In contrast, we detect differences in the run time between the convex and the non-convex case. Table 4 reports how much of the total run time is caused by solving optimization problems and checking consistency with Gurobi (\(GT_{tot}\)). Of this time, we see on the left the fractions caused by different tasks. In the non-convex test bed, aiming to solve the continuously relaxed problems with the Gauss-Seidel method and checking whether \({{\bar{x}}}\) solves the NEP takes on average a larger proportion of \(GT_{tot}\) (47% and 16% instead of 41% and 11%). For these two tasks, non-convex optimization problems need to be solved. The other two columns only report the time fractions needed for consistency checks. Overall, one can also see in the tables which parts of the algorithms require the most run time, to assess where improvements are most beneficial. For example, one could try to determine \({{\bar{x}}}\) with a faster inexact procedure. Furthermore, one may use additional simple logical queries to discard empty sets more efficiently.

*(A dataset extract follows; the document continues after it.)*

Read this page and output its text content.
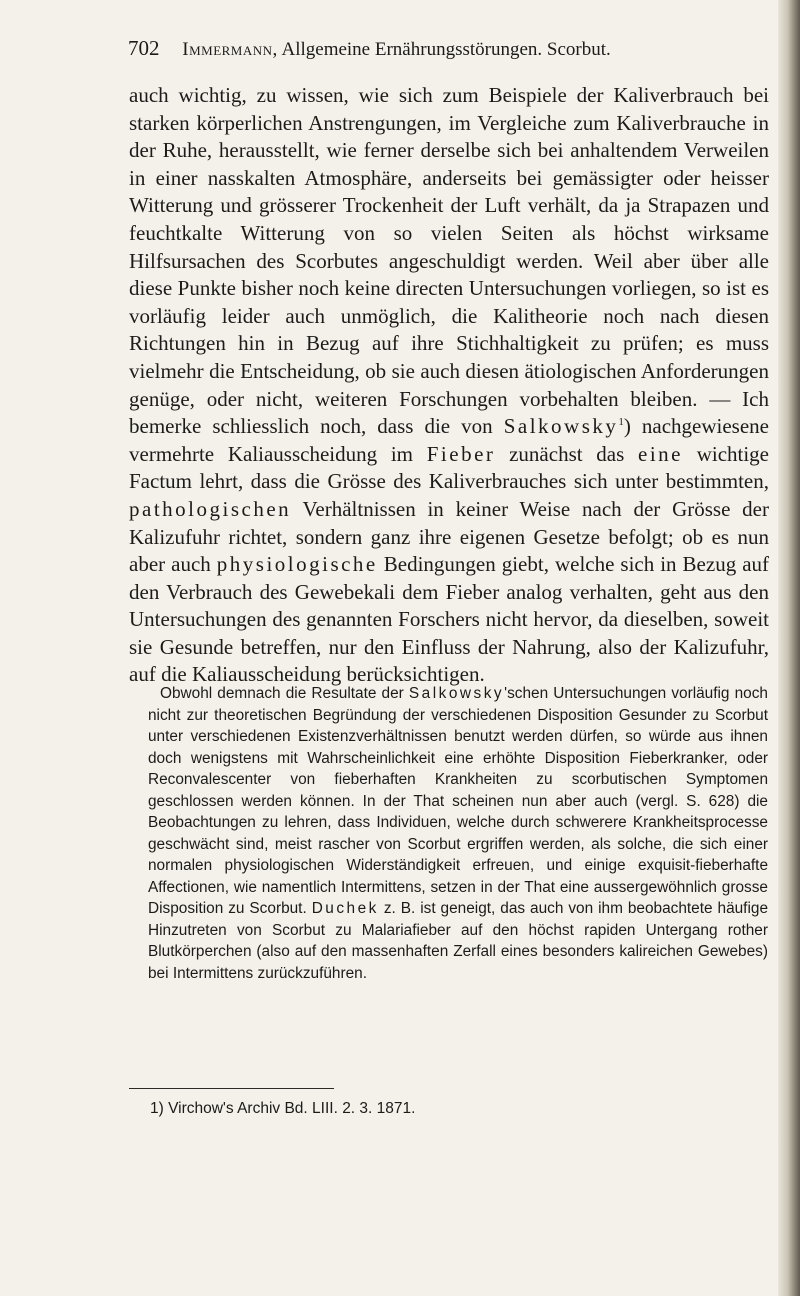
702 Immermann, Allgemeine Ernährungsstörungen. Scorbut.

auch wichtig, zu wissen, wie sich zum Beispiele der Kaliverbrauch bei starken körperlichen Anstrengungen, im Vergleiche zum Kaliverbrauche in der Ruhe, herausstellt, wie ferner derselbe sich bei anhaltendem Verweilen in einer nasskalten Atmosphäre, anderseits bei gemässigter oder heisser Witterung und grösserer Trockenheit der Luft verhält, da ja Strapazen und feuchtkalte Witterung von so vielen Seiten als höchst wirksame Hilfsursachen des Scorbutes angeschuldigt werden. Weil aber über alle diese Punkte bisher noch keine directen Untersuchungen vorliegen, so ist es vorläufig leider auch unmöglich, die Kalitheorie noch nach diesen Richtungen hin in Bezug auf ihre Stichhaltigkeit zu prüfen; es muss vielmehr die Entscheidung, ob sie auch diesen ätiologischen Anforderungen genüge, oder nicht, weiteren Forschungen vorbehalten bleiben. — Ich bemerke schliesslich noch, dass die von Salkowsky$^1$) nachgewiesene vermehrte Kaliausscheidung im Fieber zunächst das eine wichtige Factum lehrt, dass die Grösse des Kaliverbrauches sich unter bestimmten, pathologischen Verhältnissen in keiner Weise nach der Grösse der Kalizufuhr richtet, sondern ganz ihre eigenen Gesetze befolgt; ob es nun aber auch physiologische Bedingungen giebt, welche sich in Bezug auf den Verbrauch des Gewebekali dem Fieber analog verhalten, geht aus den Untersuchungen des genannten Forschers nicht hervor, da dieselben, soweit sie Gesunde betreffen, nur den Einfluss der Nahrung, also der Kalizufuhr, auf die Kaliausscheidung berücksichtigen.

Obwohl demnach die Resultate der Salkowsky'schen Untersuchungen vorläufig noch nicht zur theoretischen Begründung der verschiedenen Disposition Gesunder zu Scorbut unter verschiedenen Existenzverhältnissen benutzt werden dürfen, so würde aus ihnen doch wenigstens mit Wahrscheinlichkeit eine erhöhte Disposition Fieberkranker, oder Reconvalescenter von fieberhaften Krankheiten zu scorbutischen Symptomen geschlossen werden können. In der That scheinen nun aber auch (vergl. S. 628) die Beobachtungen zu lehren, dass Individuen, welche durch schwerere Krankheitsprocesse geschwächt sind, meist rascher von Scorbut ergriffen werden, als solche, die sich einer normalen physiologischen Widerständigkeit erfreuen, und einige exquisit-fieberhafte Affectionen, wie namentlich Intermittens, setzen in der That eine aussergewöhnlich grosse Disposition zu Scorbut. Duchek z. B. ist geneigt, das auch von ihm beobachtete häufige Hinzutreten von Scorbut zu Malariafieber auf den höchst rapiden Untergang rother Blutkörperchen (also auf den massenhaften Zerfall eines besonders kalireichen Gewebes) bei Intermittens zurückzuführen.
1) Virchow's Archiv Bd. LIII. 2. 3. 1871.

All in all, we can say that in the considered low dimensional test instances the presented algorithm is able to prune a considerable share of feasible points. However, because of an exponential growth in the cardinality of the joint feasible set in the number of variables, a computation of all equilibria seems to be prohibitive for higher dimensions.

6 Conclusion

This paper presents novel theoretical results on pruning for discrete Nash equilibrium problems. The required activity of particular constraints leads to synchronous branching and pruning of the strategy sets. Furthermore, we showed in a numerical study that a noteworthy part of the joint feasible set can be pruned by following this rationale. This was demonstrated for polyhedral strategy sets and (not necessarily convex) quadratic objective functions. It remains to be investigated if these results can also be applied to broader problem classes like, for example, generalized Nash equilibrium problems.